Some or all of the methods and tasks described herein may be performed and fully automated by a computer system. The computer system may, in some cases, include multiple distinct computers or computing devices (e.g., physical servers, workstations, storage arrays, etc.) that communicate and interoperate over a network to perform the described functions. Each such computing device typically includes a processor (or multiple processors) that executes program instructions or modules stored in a memory or other non-transitory computer-readable storage medium or device. The various functions disclosed herein may be embodied in such program instructions, although some or all of the disclosed functions may alternatively be implemented in application-specific circuitry (e.g., ASICs or FPGAs) of the computer system. Where the computer system includes multiple computing devices, these devices may, but need not, be co-located. The results of the disclosed methods and tasks may be persistently stored by transforming physical storage devices, such as solid state memory chips and/or magnetic disks, into a different state.
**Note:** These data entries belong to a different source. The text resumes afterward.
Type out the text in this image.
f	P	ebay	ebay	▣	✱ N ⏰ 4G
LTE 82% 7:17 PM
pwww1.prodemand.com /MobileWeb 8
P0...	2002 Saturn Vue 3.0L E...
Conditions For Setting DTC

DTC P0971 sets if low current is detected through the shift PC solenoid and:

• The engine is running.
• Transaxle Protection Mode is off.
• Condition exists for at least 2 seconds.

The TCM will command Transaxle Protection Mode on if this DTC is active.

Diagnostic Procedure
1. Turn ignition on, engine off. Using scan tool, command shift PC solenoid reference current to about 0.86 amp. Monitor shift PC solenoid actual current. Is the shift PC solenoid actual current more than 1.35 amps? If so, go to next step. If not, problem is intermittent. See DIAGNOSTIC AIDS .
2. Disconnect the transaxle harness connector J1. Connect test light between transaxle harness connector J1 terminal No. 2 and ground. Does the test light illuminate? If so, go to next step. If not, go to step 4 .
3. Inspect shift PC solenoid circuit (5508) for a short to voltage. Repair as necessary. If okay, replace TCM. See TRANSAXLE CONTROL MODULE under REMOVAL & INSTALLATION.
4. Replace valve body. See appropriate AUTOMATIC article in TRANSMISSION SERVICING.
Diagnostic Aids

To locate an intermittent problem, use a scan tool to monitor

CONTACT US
Unless the context clearly requires otherwise, throughout the description and the claims, the words “comprise,” “comprising,” and the like are to be construed in an inclusive sense, as opposed to an exclusive or exhaustive sense; that is to say, in the sense of “including, but not limited to.” The word “coupled”, as generally used herein, refers to two or more elements that may be either directly connected, or connected by way of one or more intermediate elements. Additionally, the words “herein,” “above,” “below,” and words of similar import, when used in this application, shall refer to this application as a whole and not to any particular portions of this application. Where the context permits, words in the above Detailed Description using the singular or plural number may also include the plural or singular number respectively. The word “or” in reference to a list of two or more items, that word covers all of the following interpretations of the word: any of the items in the list, all of the items in the list, and any combination of the items in the list. The word “exemplary” is used exclusively herein to mean “serving as an example, instance, or illustration.” Any implementation described herein as “exemplary” is not necessarily to be construed as preferred or advantageous over other implementations.

The disclosure is not intended to be limited to the implementations shown herein. Various modifications to the implementations described in this disclosure may be readily apparent to those skilled in the art, and the generic principles defined herein may be applied to other implementations without departing from the spirit or scope of this disclosure. The teachings of the invention provided herein can be applied to other methods and systems, and are not limited to the methods and systems described above, and elements and acts of the various embodiments described above can be combined to provide further embodiments. Accordingly, the novel methods and systems described herein may be embodied in a variety of other forms; furthermore, various omissions, substitutions and changes in the form of the methods and systems described herein may be made without departing from the spirit of the disclosure. The accompanying claims and their equivalents are intended to cover such forms or modifications as would fall within the scope and spirit of the disclosure.